Increased cooperation is the best recipe for overcoming intensified uncertainties and heightened volatility on the global oil market, OPEC Secretary General Mohammad Barkindo said this week, inviting all 97 oil producing countries in the world to join the OPEC/non-OPEC alliance that has been managing oil supply in the market over the past nearly three years.
Speaking at an event in Sochi, Russia, Barkindo said that the OPEC+ alliance of OPEC and 10 non-OPEC producers led by Russia “has served the interests of producers, consumers and the global economy” over the past three years. The so-called ‘Charter of Cooperation’ of the 24 oil-producing countries could help the global oil market get through external shocks in the future, such as geopolitics, trade tensions, monetary policies, and natural disasters, according to OPEC’s head.
“Therefore, further and more intensified cooperation is the best prescription to treat volatility. For this reason, participation in the ‘Charter’ is voluntary and open to all producing countries. I would like to extend the hand of friendship to all 97 oil producing countries and invite them to join the ‘Charter of Cooperation’ as we seek to build a better world,” Barkindo said in his speech.
This is not the first time that OPEC’s chief has invited oil producers that are not part of the production cut deal to join a dialogue on ways to stabilize the oil market.
U.S. President Donald Trump is welcome to join a dialogue on balancing the global oil market, Barkindo said in February. Related: $300 Oil: What If The Attacks In Saudi Arabia Had Destroyed Production?
Asked to comment on President Trump’s criticism of OPEC’s production cut policy, Barkindo told Reuters back then that the United States, in its capacity of the world’s top oil producer, has a strategic stake in global supply and demand.

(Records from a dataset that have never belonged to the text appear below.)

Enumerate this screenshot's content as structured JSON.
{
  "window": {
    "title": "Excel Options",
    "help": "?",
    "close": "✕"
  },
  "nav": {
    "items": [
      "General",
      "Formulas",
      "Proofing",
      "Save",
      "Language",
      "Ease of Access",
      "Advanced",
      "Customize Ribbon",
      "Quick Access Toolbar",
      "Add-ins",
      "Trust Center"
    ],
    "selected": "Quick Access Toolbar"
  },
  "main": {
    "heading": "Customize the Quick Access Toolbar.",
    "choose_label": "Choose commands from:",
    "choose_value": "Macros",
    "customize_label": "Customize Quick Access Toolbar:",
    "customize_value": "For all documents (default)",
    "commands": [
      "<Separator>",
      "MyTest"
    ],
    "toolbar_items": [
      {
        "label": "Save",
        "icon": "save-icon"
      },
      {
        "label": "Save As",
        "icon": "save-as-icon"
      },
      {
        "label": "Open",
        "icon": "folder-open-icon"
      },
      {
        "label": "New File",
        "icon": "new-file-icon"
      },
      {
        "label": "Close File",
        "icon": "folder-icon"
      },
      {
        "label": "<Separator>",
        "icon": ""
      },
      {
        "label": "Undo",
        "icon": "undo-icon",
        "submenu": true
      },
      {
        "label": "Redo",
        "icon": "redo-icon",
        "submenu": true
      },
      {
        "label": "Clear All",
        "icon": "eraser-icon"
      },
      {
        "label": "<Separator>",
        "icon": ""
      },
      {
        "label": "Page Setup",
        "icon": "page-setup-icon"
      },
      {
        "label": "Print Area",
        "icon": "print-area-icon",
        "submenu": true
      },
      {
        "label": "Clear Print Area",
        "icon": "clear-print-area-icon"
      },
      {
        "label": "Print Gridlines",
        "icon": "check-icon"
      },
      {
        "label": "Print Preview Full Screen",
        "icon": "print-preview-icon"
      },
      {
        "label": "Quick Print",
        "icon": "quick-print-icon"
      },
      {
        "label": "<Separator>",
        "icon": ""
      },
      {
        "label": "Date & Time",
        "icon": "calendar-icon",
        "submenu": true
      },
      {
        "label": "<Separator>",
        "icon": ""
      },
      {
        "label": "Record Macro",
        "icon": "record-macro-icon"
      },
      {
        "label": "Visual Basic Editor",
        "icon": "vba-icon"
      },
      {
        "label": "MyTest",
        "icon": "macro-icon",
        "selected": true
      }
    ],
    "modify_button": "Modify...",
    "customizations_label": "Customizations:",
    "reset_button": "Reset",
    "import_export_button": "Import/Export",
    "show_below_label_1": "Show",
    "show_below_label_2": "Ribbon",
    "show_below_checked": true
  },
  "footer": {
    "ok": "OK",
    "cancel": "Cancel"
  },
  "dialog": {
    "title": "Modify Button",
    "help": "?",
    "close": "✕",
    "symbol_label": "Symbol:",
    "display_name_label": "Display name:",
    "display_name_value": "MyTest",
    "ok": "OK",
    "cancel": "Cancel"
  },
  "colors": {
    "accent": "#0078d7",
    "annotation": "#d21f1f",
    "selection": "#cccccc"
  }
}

The world’s top oil producer, however, isn’t keen on market-managing policies, and President Trump has often called out OPEC on Twitter for manipulating oil prices or for keeping them “artificially high.”
Other major oil producers, including Canada, Brazil, and Norway, for example, are not part and haven’t expressed desire to be part of the ‘Charter of Cooperation’ either. It’s growing oil supply from the U.S., Brazil, and Norway that has been offsetting OPEC’s efforts to rebalance the market and prop up oil prices.